Why are Buddhism and Jainism considered as religious reform movements? Explain.
(i) Buddhism and Jainism are only a new reformed form of Brahmanism or Hinduism. They were not a new creed but an appeal for holier living in the bosom of the existing Hindu religion and society.
(ii) Both Mahavira and Gautama took their stand on the existing religious conditions. J.N. Sarkar is of the opinion “that the light folds path enjoined by Buddha for extinguishing the earthly miseries of soul caused by the cycle of rebirth and death is only a code of general ethics and not the special creed of newly revealed and distinctive faith”.
(iii) Mahavira stressed asceticism and self-torture or penance which can be found in Vedas, Aranyakas and Upanishads. Likewise, the basic principles of Buddhism too have their roots in the Hindu philosophy of Sankhya and the later Upanishads. Mahavira and Buddha urged their hearers to give up their vices and to practice that purity of conduct and sincerity of belief which is the essence of every true religion.
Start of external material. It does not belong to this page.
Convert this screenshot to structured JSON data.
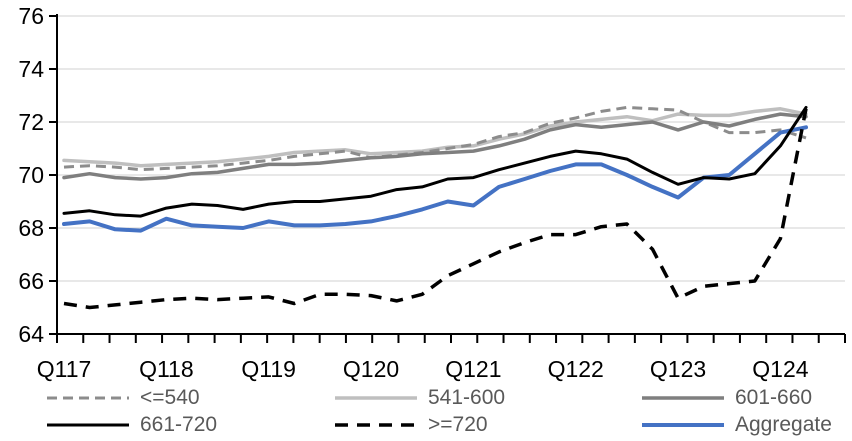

(iv) In the Jataka stories, Lord Buddha had explained the empty rites and rituals and told them that the true piet consists in leading a life of purity and simpilcity. It is believed that Gautama had taken his idea of ahimsa from the Hindu Vedic texts.
(v) Both these religious reform movements fostered the spirit of scientific inequity and intellectual discussion before accepting a belief blindly. Each of these ideas could not be new ones as we have references of debates and discussions during the Later Vedic period.